On parenting and technology

After a hiatus of six months, I am back again to this blog…and I am glad to say that the reason of my hiatus has already grown to six months old, is capable of gurgles and burbles, and sleeps longer through the night. Therefore I am back to blogging again. This time, I do have something to say about parenting and technology.

A little background on this. A Singaporean community service organization, Touch Cyber Wellness, has recently launched a programme to teach pre school children who run the risk of cyber addiction how to use gadgets and technology responsibly. I stared at the article for like ten minutes. What? Are these people nuts? Why teach children this young the responsible usage of gadgets when obviously it is the adults in their lives who shove the gadgets into their hands? Hello…

Therefore, I wrote a nice article to Straits Times to air my views, and it got published today:


However, I am just a teeny weeny upset that the editor has made some changes to my article that made me seem self-contradictory and bigoted, without any recommendations to boot. So here is my orginal article submitted to Straits Times:

I applaud Touch Cyber Wellness for coming up with a programme aiming to teach prudent use of gadgets (“Kids to get early lessons in prudent use of gadgets”, ST 10 June 2013). However, the target audience for this programme should be the parents, not the children.

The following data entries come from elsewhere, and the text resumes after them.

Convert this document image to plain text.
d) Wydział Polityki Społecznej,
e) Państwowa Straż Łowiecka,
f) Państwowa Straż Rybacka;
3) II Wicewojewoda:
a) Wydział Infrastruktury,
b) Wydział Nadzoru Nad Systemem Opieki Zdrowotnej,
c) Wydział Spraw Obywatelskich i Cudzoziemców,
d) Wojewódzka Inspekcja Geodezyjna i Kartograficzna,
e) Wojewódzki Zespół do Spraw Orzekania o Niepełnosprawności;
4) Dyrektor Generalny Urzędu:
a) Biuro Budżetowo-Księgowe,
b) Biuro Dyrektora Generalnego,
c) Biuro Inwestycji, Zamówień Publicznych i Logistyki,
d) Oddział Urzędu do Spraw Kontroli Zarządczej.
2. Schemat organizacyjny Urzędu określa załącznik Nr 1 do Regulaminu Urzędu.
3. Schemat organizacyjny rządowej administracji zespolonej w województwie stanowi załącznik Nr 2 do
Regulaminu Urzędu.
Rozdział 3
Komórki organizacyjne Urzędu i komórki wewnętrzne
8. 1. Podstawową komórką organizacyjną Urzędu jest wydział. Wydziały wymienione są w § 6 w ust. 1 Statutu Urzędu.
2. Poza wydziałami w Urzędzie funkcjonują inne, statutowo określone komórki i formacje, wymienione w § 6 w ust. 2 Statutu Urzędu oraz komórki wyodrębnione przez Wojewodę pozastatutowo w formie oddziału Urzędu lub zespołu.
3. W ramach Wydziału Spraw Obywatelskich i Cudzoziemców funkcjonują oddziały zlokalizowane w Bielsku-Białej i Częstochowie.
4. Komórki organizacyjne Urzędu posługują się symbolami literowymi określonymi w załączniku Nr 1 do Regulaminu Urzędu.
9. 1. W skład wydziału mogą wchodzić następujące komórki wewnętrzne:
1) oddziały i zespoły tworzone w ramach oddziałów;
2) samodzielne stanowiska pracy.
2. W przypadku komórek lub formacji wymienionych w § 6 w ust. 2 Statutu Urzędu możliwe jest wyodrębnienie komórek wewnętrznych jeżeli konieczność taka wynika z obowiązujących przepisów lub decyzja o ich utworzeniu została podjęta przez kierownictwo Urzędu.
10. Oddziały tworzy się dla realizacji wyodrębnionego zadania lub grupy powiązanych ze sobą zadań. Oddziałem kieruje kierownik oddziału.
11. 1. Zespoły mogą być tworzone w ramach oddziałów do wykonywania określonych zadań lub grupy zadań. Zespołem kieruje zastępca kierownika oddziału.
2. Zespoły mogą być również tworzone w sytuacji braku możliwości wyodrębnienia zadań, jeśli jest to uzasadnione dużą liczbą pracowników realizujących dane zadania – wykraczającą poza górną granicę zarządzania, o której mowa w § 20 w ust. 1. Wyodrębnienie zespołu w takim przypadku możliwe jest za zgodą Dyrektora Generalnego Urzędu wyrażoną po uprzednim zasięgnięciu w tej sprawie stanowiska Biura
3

As Touch Cyber Wellness has pointed out, many parents are using gadgets to babysit children. Hence the right techniques of using these gadgets should be taught to parents instead. New parents should be taught that no amount of technological distractions from gadgets can substitute quality time spent with their children. They can also be taught to schedule and limit such playtime for their children so that the playing does not become an obsessive habit. New parents who are clueless at keeping their children gainfully occupied could also be taught strategies to engage their children,  rather than turning to gadgets to “entertain”.

I believe as mature adults, parents hold the key to reinforcing proper gadget usage in their homes. Teaching very young children about good gadget usage is simply putting the cart before the horse, because if the authority figures of the family allow for unlimited usage of gadgets, who are the children to say no? In our family, none of my four children have personal gadgets and we limit their gadget playtime to one hour a day for the older ones, and fifteen to thirty minutes for the younger ones. Gadget playtime is also only granted as a form of reward for something well done, and not to be regarded as a daily norm. Our children also have to seek our permission to watch TV or use the laptop, and all our gadgets are password protected. Needless to say, none of our children are addicted to gadgets, and they learn the value of sharing gadgets from a young age.

A good time to teach good cyber habits to parents would be when the parents attend parent craft lesson for their newborns. Parents could be shown results of scientific researches that show the detrimental effects of addiction to technology, and also ways to guide and limit gadget usage for their children, together with strategies to engage the children. I do hope that such courses would be available for new parents soon, as children cannot be made responsible for parents who fail to set proper boundaries in technology usage.